Sunday 12 October 2008

Quantity vs quality

I'm getting a bit fed up with sites that list their 'top articles' or 'top buys'  - selected purely by number of clicks.

We say we want individual experiences - to be able to see something unusual, out of the ordinary. Yet we travel to places that are in the press, taking our cue from other travellers. We want to read the best travel writing - yet we somehow believe that it's the file that has been most downloaded that is the best.

It's a real pity, because the Internet, with its potential for one-to-one as well as one-to-many (broadcast) interaction,  is a medium that should be tailormade for special interests. But instead, it's become a prisoner to the mass  - obsessed with the quantity rather than the quality of links, with getting hits instead of developing debate, simplistic voting replacing educated peer review.

Quality sometimes accompanies popularity. The Alhambra, or St Peter's Rome, are popular sights - and at the same time two of the greatest  monuments of art and architecture in Europe. But come on; MacD and Burger King are two of the most popular restaurants in the world. Does that mean they are better quality?

Besides, if you really want to understand the cultures that produced the Alhambra and St Peter's, you need to visit some of the smaller gems too. The Cuarto Real de Santo Domingo, a perfect Arab  throne room tucked away   in a rambling garden off a Granada side street; the church of Sant'Ivo della Sapienza, at the bottom of the long, thin courtyard  of the Pontifical University, or Santa Maria dell'Orazione e della Morte,  a church where the Baroque fascination with death becomes all-encompassing, with little skeletons and skulls hiding everywhere in the architecture.

I've come to detest these '100 things to do before you die' lists. And the parasitic 'things not to do before you die' lists that have started to spring up. The attraction is that of the tick list - 100 great books,   as if once you've read everything in Reader's Digest, that's all you need to know about Western civilisation.

Because in fact your hundred things to do are different from mine. Because we are different people.

Istanbul, for instance, was always high on my list. I have a fascination with cities that keep regenerating themselves, from empire to empire, always changing and yet somehow unchanged.

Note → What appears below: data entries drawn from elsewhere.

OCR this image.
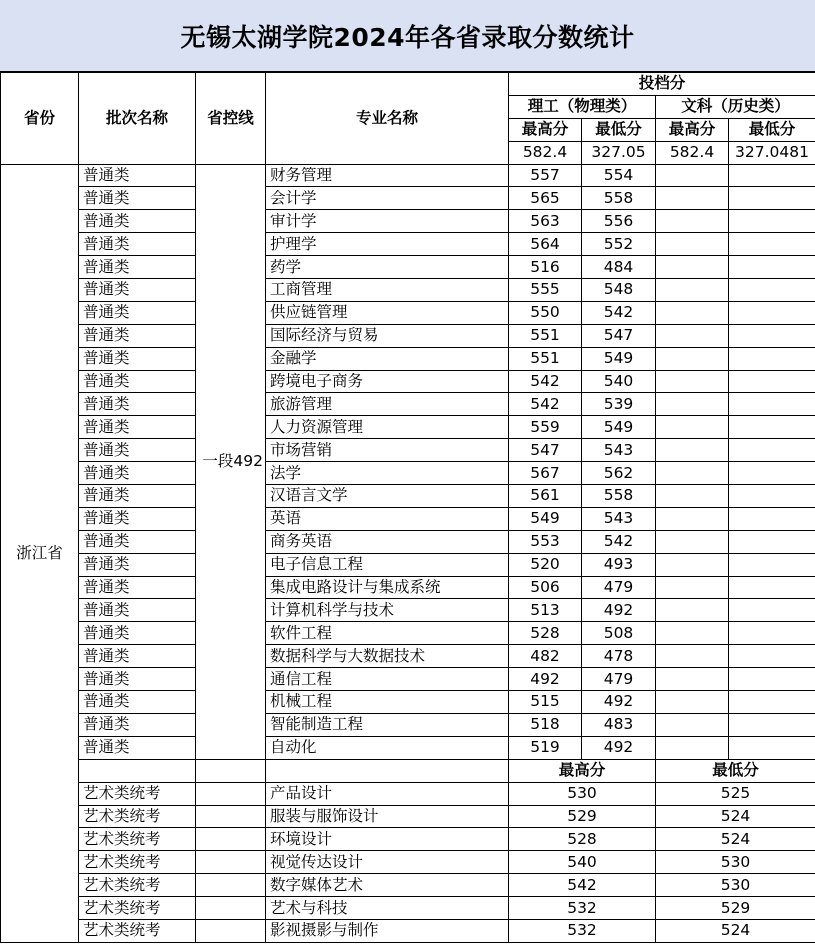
无锡太湖学院2024年各省录取分数统计
省份	批次名称	省控线	专业名称	投档分			
				理工（物理类）		文科（历史类）	
				最高分	最低分	最高分	最低分
				582.4	327.05	582.4	327.0481
浙江省	普通类	一段492	财务管理	557	554		
	普通类		会计学	565	558		
	普通类		审计学	563	556		
	普通类		护理学	564	552		
	普通类		药学	516	484		
	普通类		工商管理	555	548		
	普通类		供应链管理	550	542		
	普通类		国际经济与贸易	551	547		
	普通类		金融学	551	549		
	普通类		跨境电子商务	542	540		
	普通类		旅游管理	542	539		
	普通类		人力资源管理	559	549		
	普通类		市场营销	547	543		
	普通类		法学	567	562		
	普通类		汉语言文学	561	558		
	普通类		英语	549	543		
	普通类		商务英语	553	542		
	普通类		电子信息工程	520	493		
	普通类		集成电路设计与集成系统	506	479		
	普通类		计算机科学与技术	513	492		
	普通类		软件工程	528	508		
	普通类		数据科学与大数据技术	482	478		
	普通类		通信工程	492	479		
	普通类		机械工程	515	492		
	普通类		智能制造工程	518	483		
	普通类		自动化	519	492		
				最高分		最低分	
	艺术类统考		产品设计	530		525	
	艺术类统考		服装与服饰设计	529		524	
	艺术类统考		环境设计	528		524	
	艺术类统考		视觉传达设计	540		530	
	艺术类统考		数字媒体艺术	542		530	
	艺术类统考		艺术与科技	532		529	
	艺术类统考		影视摄影与制作	532		524	
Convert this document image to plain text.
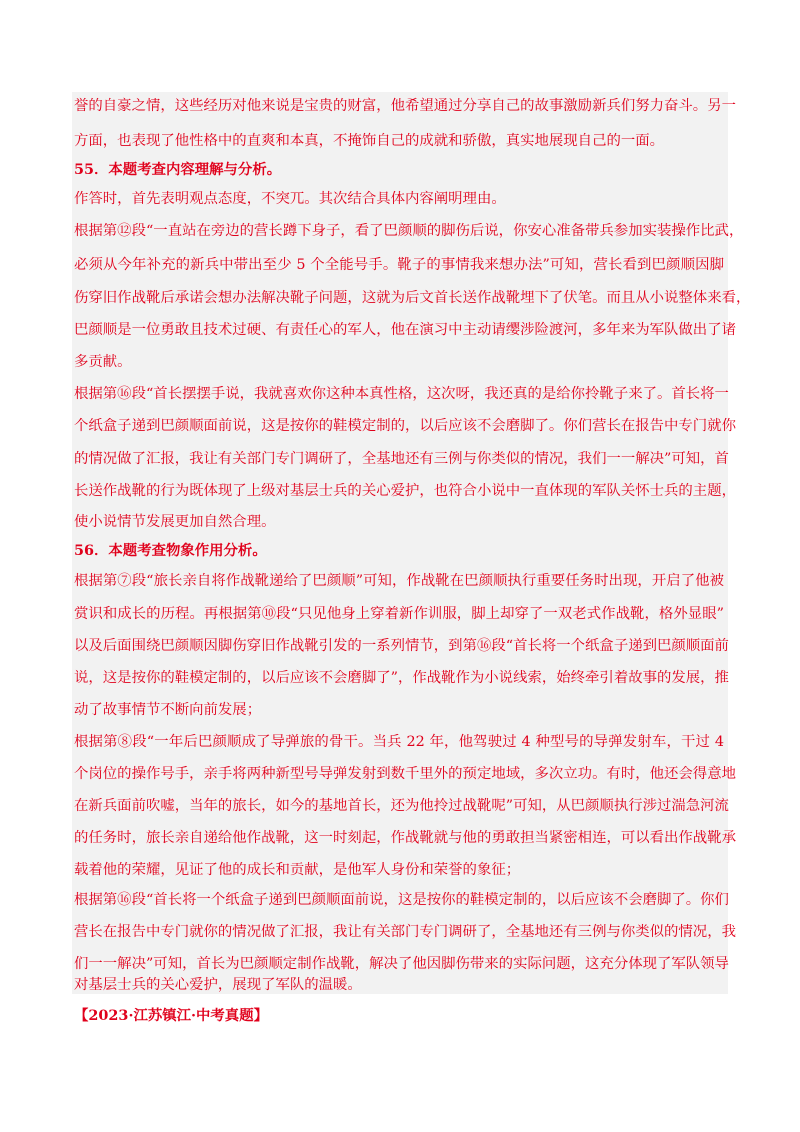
誉的自豪之情，这些经历对他来说是宝贵的财富，他希望通过分享自己的故事激励新兵们努力奋斗。另一
方面，也表现了他性格中的直爽和本真，不掩饰自己的成就和骄傲，真实地展现自己的一面。
55．本题考查内容理解与分析。
作答时，首先表明观点态度，不突兀。其次结合具体内容阐明理由。
根据第⑫段“一直站在旁边的营长蹲下身子，看了巴颜顺的脚伤后说，你安心准备带兵参加实装操作比武，
必须从今年补充的新兵中带出至少 5 个全能号手。靴子的事情我来想办法”可知，营长看到巴颜顺因脚
伤穿旧作战靴后承诺会想办法解决靴子问题，这就为后文首长送作战靴埋下了伏笔。而且从小说整体来看，
巴颜顺是一位勇敢且技术过硬、有责任心的军人，他在演习中主动请缨涉险渡河，多年来为军队做出了诸
多贡献。
根据第⑯段“首长摆摆手说，我就喜欢你这种本真性格，这次呀，我还真的是给你拎靴子来了。首长将一
个纸盒子递到巴颜顺面前说，这是按你的鞋模定制的，以后应该不会磨脚了。你们营长在报告中专门就你
的情况做了汇报，我让有关部门专门调研了，全基地还有三例与你类似的情况，我们一一解决”可知，首
长送作战靴的行为既体现了上级对基层士兵的关心爱护，也符合小说中一直体现的军队关怀士兵的主题，
使小说情节发展更加自然合理。
56．本题考查物象作用分析。
根据第⑦段“旅长亲自将作战靴递给了巴颜顺”可知，作战靴在巴颜顺执行重要任务时出现，开启了他被
赏识和成长的历程。再根据第⑩段“只见他身上穿着新作训服，脚上却穿了一双老式作战靴，格外显眼”
以及后面围绕巴颜顺因脚伤穿旧作战靴引发的一系列情节，到第⑯段“首长将一个纸盒子递到巴颜顺面前
说，这是按你的鞋模定制的，以后应该不会磨脚了”，作战靴作为小说线索，始终牵引着故事的发展，推
动了故事情节不断向前发展；
根据第⑧段“一年后巴颜顺成了导弹旅的骨干。当兵 22 年，他驾驶过 4 种型号的导弹发射车，干过 4
个岗位的操作号手，亲手将两种新型号导弹发射到数千里外的预定地域，多次立功。有时，他还会得意地
在新兵面前吹嘘，当年的旅长，如今的基地首长，还为他拎过战靴呢”可知，从巴颜顺执行涉过湍急河流
的任务时，旅长亲自递给他作战靴，这一时刻起，作战靴就与他的勇敢担当紧密相连，可以看出作战靴承
载着他的荣耀，见证了他的成长和贡献，是他军人身份和荣誉的象征；
根据第⑯段“首长将一个纸盒子递到巴颜顺面前说，这是按你的鞋模定制的，以后应该不会磨脚了。你们
营长在报告中专门就你的情况做了汇报，我让有关部门专门调研了，全基地还有三例与你类似的情况，我
们一一解决”可知，首长为巴颜顺定制作战靴，解决了他因脚伤带来的实际问题，这充分体现了军队领导
对基层士兵的关心爱护，展现了军队的温暖。
【2023·江苏镇江·中考真题】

Rome, for me, is a city of endless fascination,  with its  onion-skin layers of history  - the Republic, the Empire, the Papacy, Mussolini's fake-Imperial, the foundations of each regime resting on the ruins of the past. That's why Istanbul appealed, with its layers of Roman, Byzantine, Ottoman, and modern life.

I like routes with a structure. Pilgrimage routes, trade routes, traditional roads.  The Camino de Santiago, one great road from Le Puy to Santiago, or the Via Francigena from Canterbury to Rome, or perhaps, one day, the Silk Road. (When I was younger I loved Elroy Flecker's 'Golden road to Samarkand'.)  For me, there's a spiritual dimension to walking, to the act of placing one foot in front of the other. Writers like Joe Simpson find that spiritual dimension in climbing , in the edge of danger - I find  it  in the inevitability of the dull trudge. Our lists are different - the Eiger or Bridalveil Falls against the Pennine Way and the Via Tolosana.

Besides, we may be looking at the same thing and seeing different aspects.   I want to visit India, soon; and I'm as interested in visiting Bangalore's modern software centres as I am in seeing the Red Fort or the Taj Mahal. It's the intersection of modern and ancient that intrigues me.   And we have different expertisesand experiences to channel our interests -  one of the great delights of Paris, for me, is the fantastic variety of organs, from the  m ulti-manual, hundred-plus-stop Cavaillé Coll monsters to the plangent baroque tones of the organ that François Couperin played. A whole sonorous banquet.

So ignore the top 100 lists. If we all did the same 100 things before we died, the world would be a sad place, full of identikit clones.

1 comment:

  1. The font used for this post inadvertently provided a delightful malapropism - the letter c and the letter l next to each other reads as follows:

    "I’m getting a bit fed up with sites that list their ‘top articles’ or ‘top buys’ - selected purely by number of dicks."